Sunday 7 January 2007

The Digital Wild

In The Vital Machine, scientist-historian David Channell says, 'One of the most important issues facing us as we move toward the twenty-first century is a new relationship between technology and organic life.' Pointing to medical procedures and engineering technologies that extend life and make survival possible, he argues that the boundaries between the natural and artificial have become less clear. This ambiguity - which he calls 'liminality'- between humans and machines brings discomfort to humans, and for that reason he argues that we need to engage in a reexamination of the relationship between humans and technology so that we can 'intelligently and responsibly deal with [the new technical developments]' (3-4).
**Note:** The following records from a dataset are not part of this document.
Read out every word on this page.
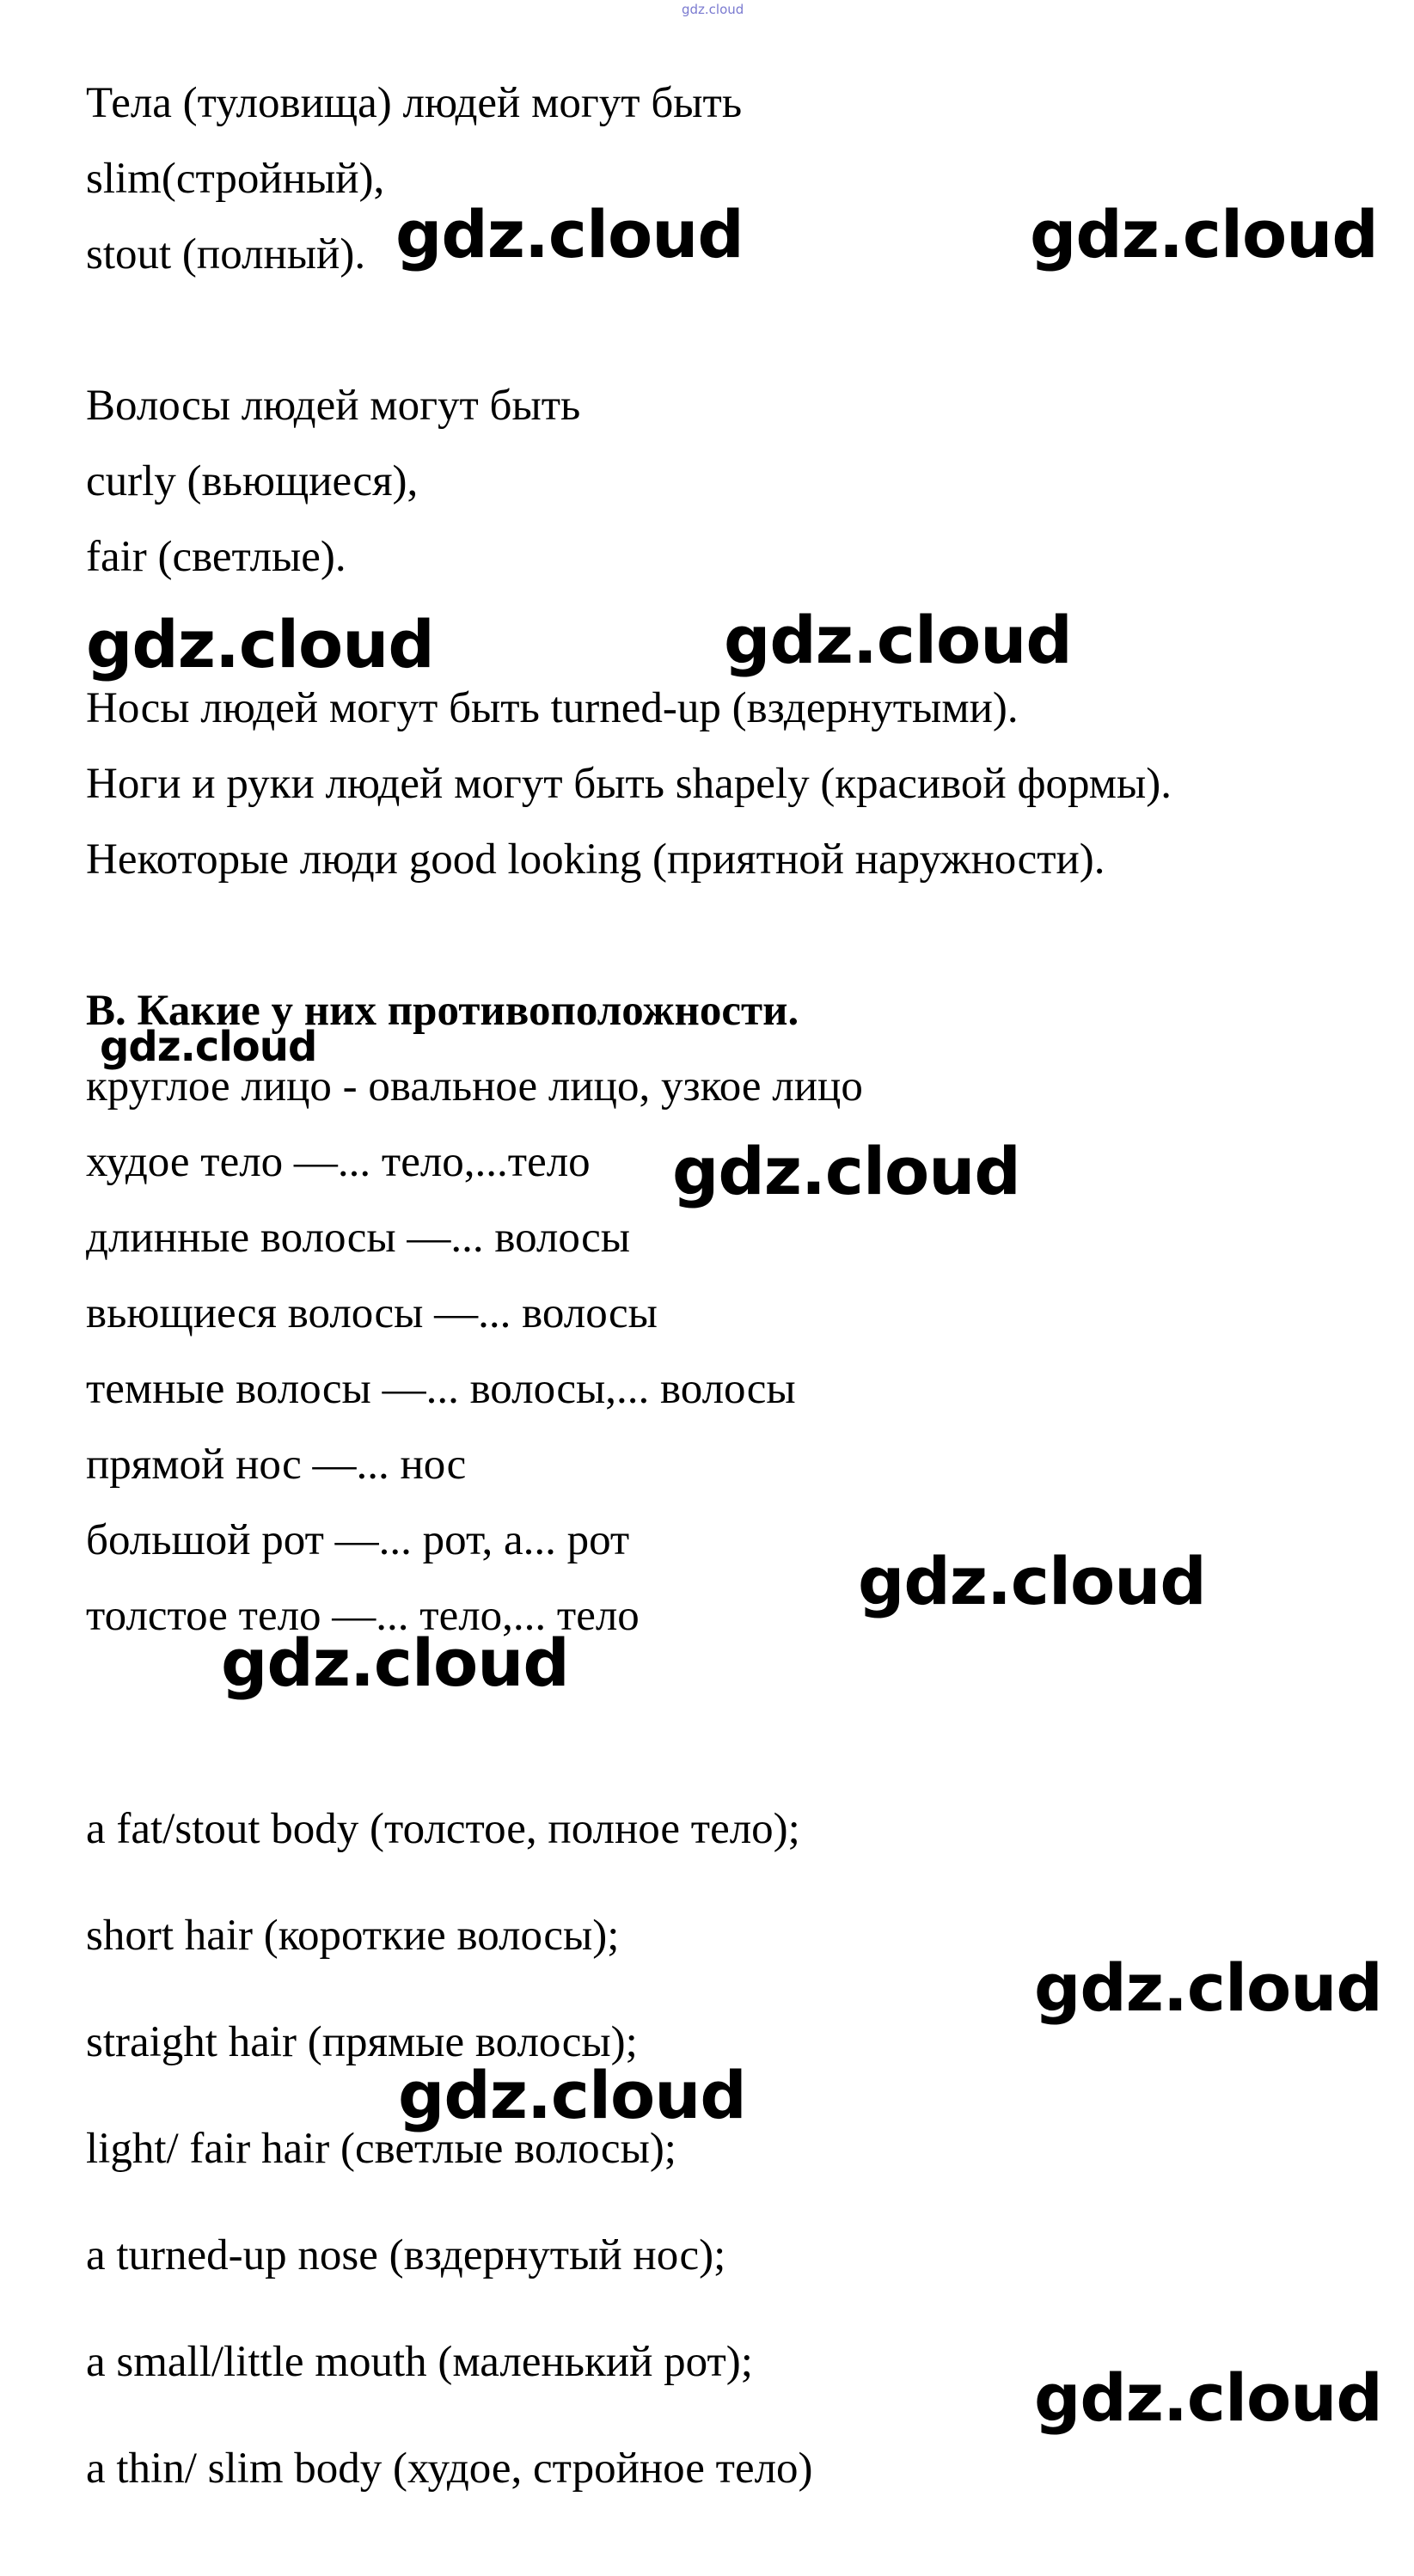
gdz.cloud
Тела (туловища) людей могут быть
slim(стройный),
stout (полный).
Волосы людей могут быть
curly (вьющиеся),
fair (светлые).
Носы людей могут быть turned-up (вздернутыми).
Ноги и руки людей могут быть shapely (красивой формы).
Некоторые люди good looking (приятной наружности).
B. Какие у них противоположности.
круглое лицо - овальное лицо, узкое лицо
худое тело —... тело,...тело
длинные волосы —... волосы
вьющиеся волосы —... волосы
темные волосы —... волосы,... волосы
прямой нос —... нос
большой рот —... рот, а... рот
толстое тело —... тело,... тело
a fat/stout body (толстое, полное тело);
short hair (короткие волосы);
straight hair (прямые волосы);
light/ fair hair (светлые волосы);
a turned-up nose (вздернутый нос);
a small/little mouth (маленький рот);
a thin/ slim body (худое, стройное тело)
gdz.cloud	gdz.cloud
gdz.cloud	gdz.cloud
gdz.cloud
gdz.cloud
gdz.cloud
gdz.cloud
gdz.cloud
gdz.cloud
gdz.cloud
The dichotomy of machine and organic suggested in Channell's argument is interesting when we consider that a driving force underlying much of what we humans do is a need to set ourselves apart, not only from the artificial but also from other organic life. As far back as Aristotle, we have classified, categorized, and codified organic life, arriving at the idea that what sets us apart from other life forms is that we 'liv[e] by art and reasonings' (Metaphysica 980b 26-7).
So, in a sense what this special issue, 'Wild Nature and the Digital Life' is meant to do is to refine Channell's call for reexamination by stepping back from distinctions of humanity and technology and looking instead at the liminal spaces between nature and humanity mediated as both are (or can be) through computer technologies.
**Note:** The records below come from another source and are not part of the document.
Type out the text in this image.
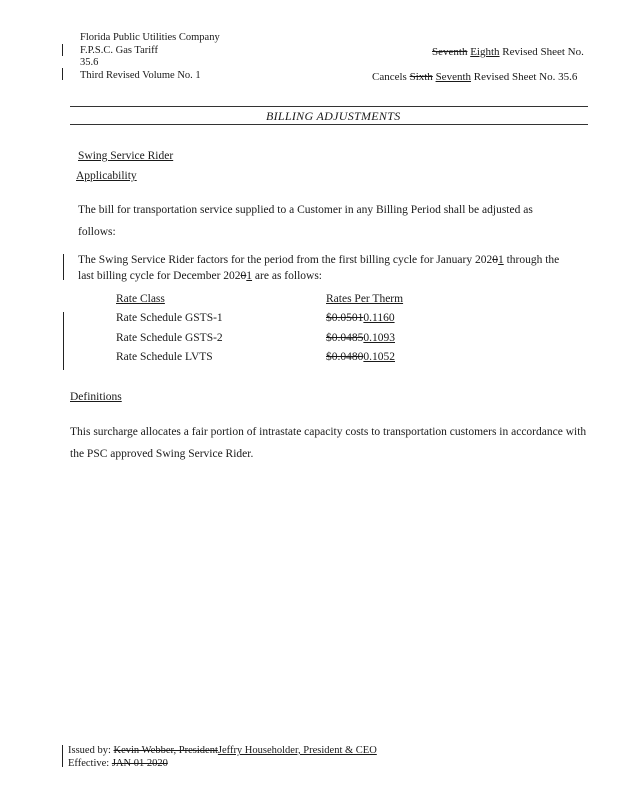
Florida Public Utilities Company
F.P.S.C. Gas Tariff
35.6
Third Revised Volume No. 1
Seventh Eighth Revised Sheet No.
Cancels Sixth Seventh Revised Sheet No. 35.6
BILLING ADJUSTMENTS
Swing Service Rider
Applicability
The bill for transportation service supplied to a Customer in any Billing Period shall be adjusted as
follows:
The Swing Service Rider factors for the period from the first billing cycle for January 20201 through the
last billing cycle for December 20201 are as follows:
Rate Class	Rates Per Therm
Rate Schedule GSTS-1	$0.05010.1160
Rate Schedule GSTS-2	$0.04850.1093
Rate Schedule LVTS	$0.04800.1052
Definitions
This surcharge allocates a fair portion of intrastate capacity costs to transportation customers in accordance with
the PSC approved Swing Service Rider.
Issued by: Kevin Webber, PresidentJeffry Householder, President & CEO
Effective: JAN 01 2020
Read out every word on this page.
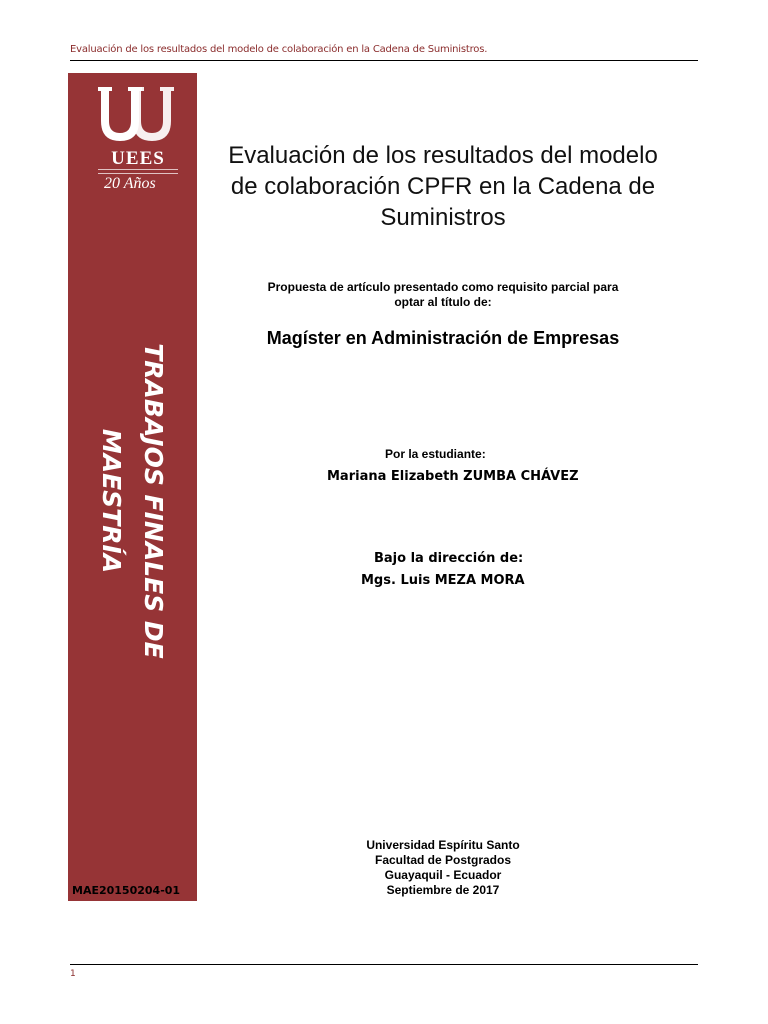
Evaluación de los resultados del modelo de colaboración en la Cadena de Suministros.
UEES
20 Años
TRABAJOS FINALES DE
MAESTRÍA
MAE20150204-01
Evaluación de los resultados del modelo de colaboración CPFR en la Cadena de Suministros
Propuesta de artículo presentado como requisito parcial para
optar al título de:
Magíster en Administración de Empresas
Por la estudiante:
Mariana Elizabeth ZUMBA CHÁVEZ
Bajo la dirección de:
Mgs. Luis MEZA MORA
Universidad Espíritu Santo
Facultad de Postgrados
Guayaquil - Ecuador
Septiembre de 2017
1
Perhaps by doing so we will come to understand that that technology is not a category of objects that exist outside of humanity but within it. The essays, art, and ideas that Sue and I have put together for this issue tell us that a more productive response to new technical developments may be one that does not focus on distinctions between the natural and the artificial but rather one that articulates what humanity gains and loses when the natural and artificial come together. Is it not the unknown, the lack of understanding of their relationship, that makes either (and both together) "wild"?
Dene Grigar

"In Wildness is the preservation of the World."
Henry David Thoreau
In the introduction to the "Wild Nature and the Digital Life" Special Issue of the LEA, Dene Grigar asks: "How are humans reinventing 'the wild' digitally? What is the relationship between humans and wild nature, and has it changed with the advent of computer technology?"
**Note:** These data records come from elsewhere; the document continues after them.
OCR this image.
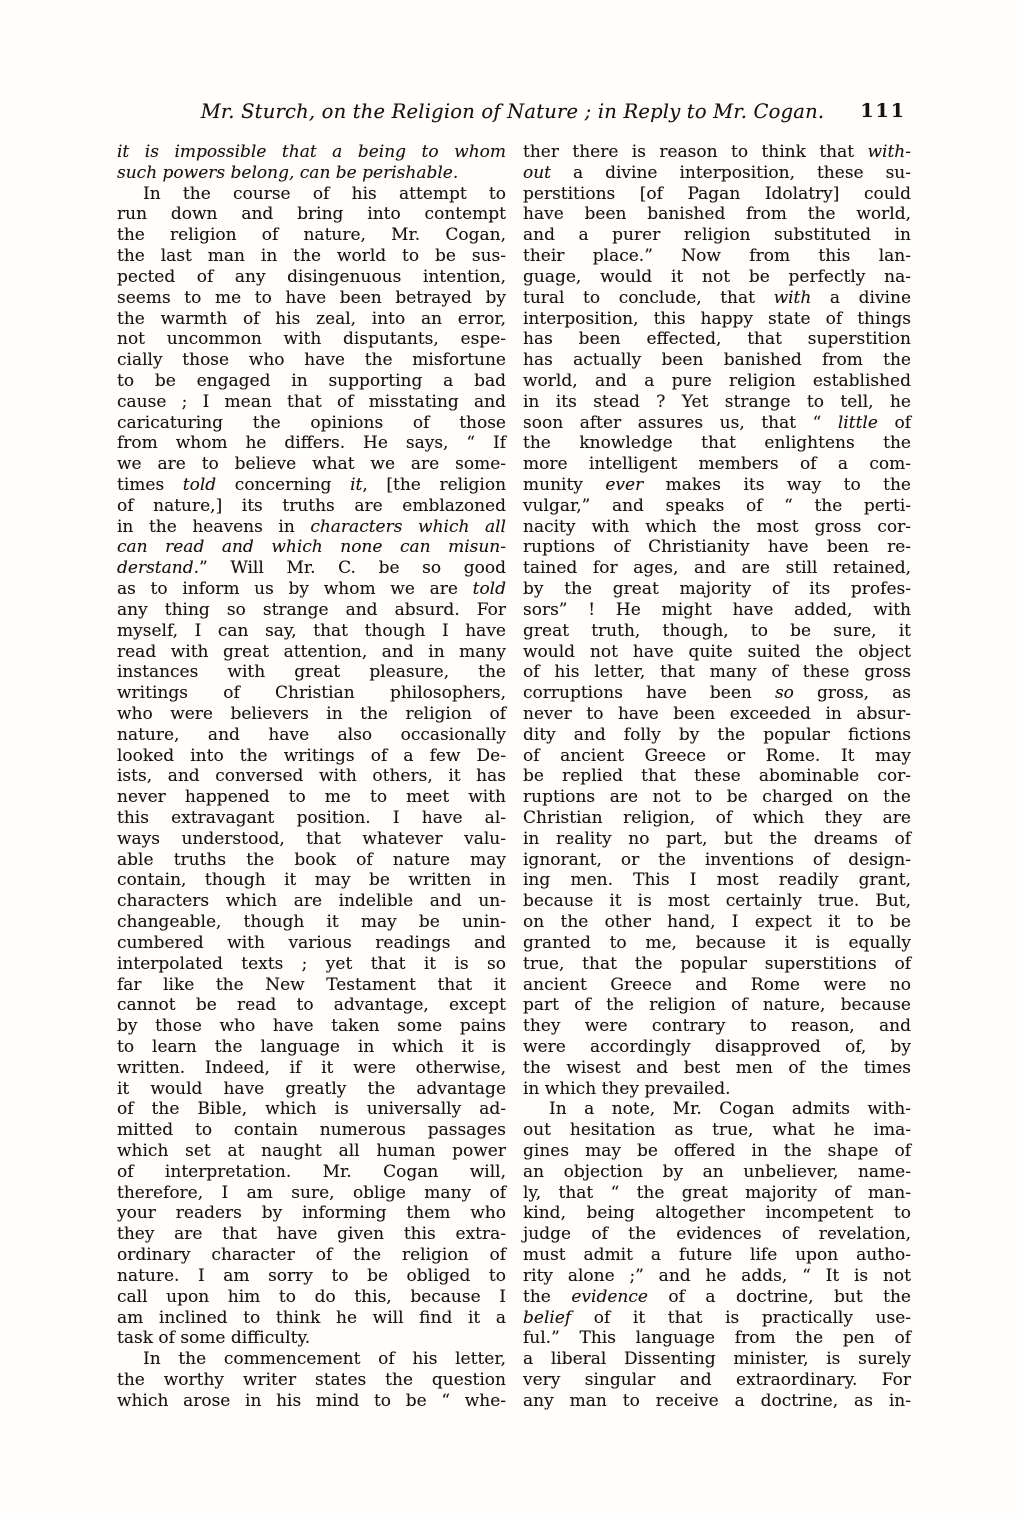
Mr. Sturch, on the Religion of Nature ; in Reply to Mr. Cogan.	111
it is impossible that a being to whom
such powers belong, can be perishable.
In the course of his attempt to
run down and bring into contempt
the religion of nature, Mr. Cogan,
the last man in the world to be sus-
pected of any disingenuous intention,
seems to me to have been betrayed by
the warmth of his zeal, into an error,
not uncommon with disputants, espe-
cially those who have the misfortune
to be engaged in supporting a bad
cause ; I mean that of misstating and
caricaturing the opinions of those
from whom he differs. He says, “ If
we are to believe what we are some-
times told concerning it, [the religion
of nature,] its truths are emblazoned
in the heavens in characters which all
can read and which none can misun-
derstand.” Will Mr. C. be so good
as to inform us by whom we are told
any thing so strange and absurd. For
myself, I can say, that though I have
read with great attention, and in many
instances with great pleasure, the
writings of Christian philosophers,
who were believers in the religion of
nature, and have also occasionally
looked into the writings of a few De-
ists, and conversed with others, it has
never happened to me to meet with
this extravagant position. I have al-
ways understood, that whatever valu-
able truths the book of nature may
contain, though it may be written in
characters which are indelible and un-
changeable, though it may be unin-
cumbered with various readings and
interpolated texts ; yet that it is so
far like the New Testament that it
cannot be read to advantage, except
by those who have taken some pains
to learn the language in which it is
written. Indeed, if it were otherwise,
it would have greatly the advantage
of the Bible, which is universally ad-
mitted to contain numerous passages
which set at naught all human power
of interpretation. Mr. Cogan will,
therefore, I am sure, oblige many of
your readers by informing them who
they are that have given this extra-
ordinary character of the religion of
nature. I am sorry to be obliged to
call upon him to do this, because I
am inclined to think he will find it a
task of some difficulty.
In the commencement of his letter,
the worthy writer states the question
which arose in his mind to be “ whe-
ther there is reason to think that with-
out a divine interposition, these su-
perstitions [of Pagan Idolatry] could
have been banished from the world,
and a purer religion substituted in
their place.” Now from this lan-
guage, would it not be perfectly na-
tural to conclude, that with a divine
interposition, this happy state of things
has been effected, that superstition
has actually been banished from the
world, and a pure religion established
in its stead ? Yet strange to tell, he
soon after assures us, that “ little of
the knowledge that enlightens the
more intelligent members of a com-
munity ever makes its way to the
vulgar,” and speaks of “ the perti-
nacity with which the most gross cor-
ruptions of Christianity have been re-
tained for ages, and are still retained,
by the great majority of its profes-
sors” ! He might have added, with
great truth, though, to be sure, it
would not have quite suited the object
of his letter, that many of these gross
corruptions have been so gross, as
never to have been exceeded in absur-
dity and folly by the popular fictions
of ancient Greece or Rome. It may
be replied that these abominable cor-
ruptions are not to be charged on the
Christian religion, of which they are
in reality no part, but the dreams of
ignorant, or the inventions of design-
ing men. This I most readily grant,
because it is most certainly true. But,
on the other hand, I expect it to be
granted to me, because it is equally
true, that the popular superstitions of
ancient Greece and Rome were no
part of the religion of nature, because
they were contrary to reason, and
were accordingly disapproved of, by
the wisest and best men of the times
in which they prevailed.
In a note, Mr. Cogan admits with-
out hesitation as true, what he ima-
gines may be offered in the shape of
an objection by an unbeliever, name-
ly, that “ the great majority of man-
kind, being altogether incompetent to
judge of the evidences of revelation,
must admit a future life upon autho-
rity alone ;” and he adds, “ It is not
the evidence of a doctrine, but the
belief of it that is practically use-
ful.” This language from the pen of
a liberal Dissenting minister, is surely
very singular and extraordinary. For
any man to receive a doctrine, as in-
The terms "wild", "wildness", and "wilderness" have undergone quite a few transformations -- from a designation of the beastly and savage to the sublime antithesis of "culture" to the rare and endangered spaces that need to be preserved. But in all cases, the "wild" has represented an instance that was opposed to civilization and the problems of humanity - a form of uncontaminated purity.

Both last two LEA's look very relevant to me.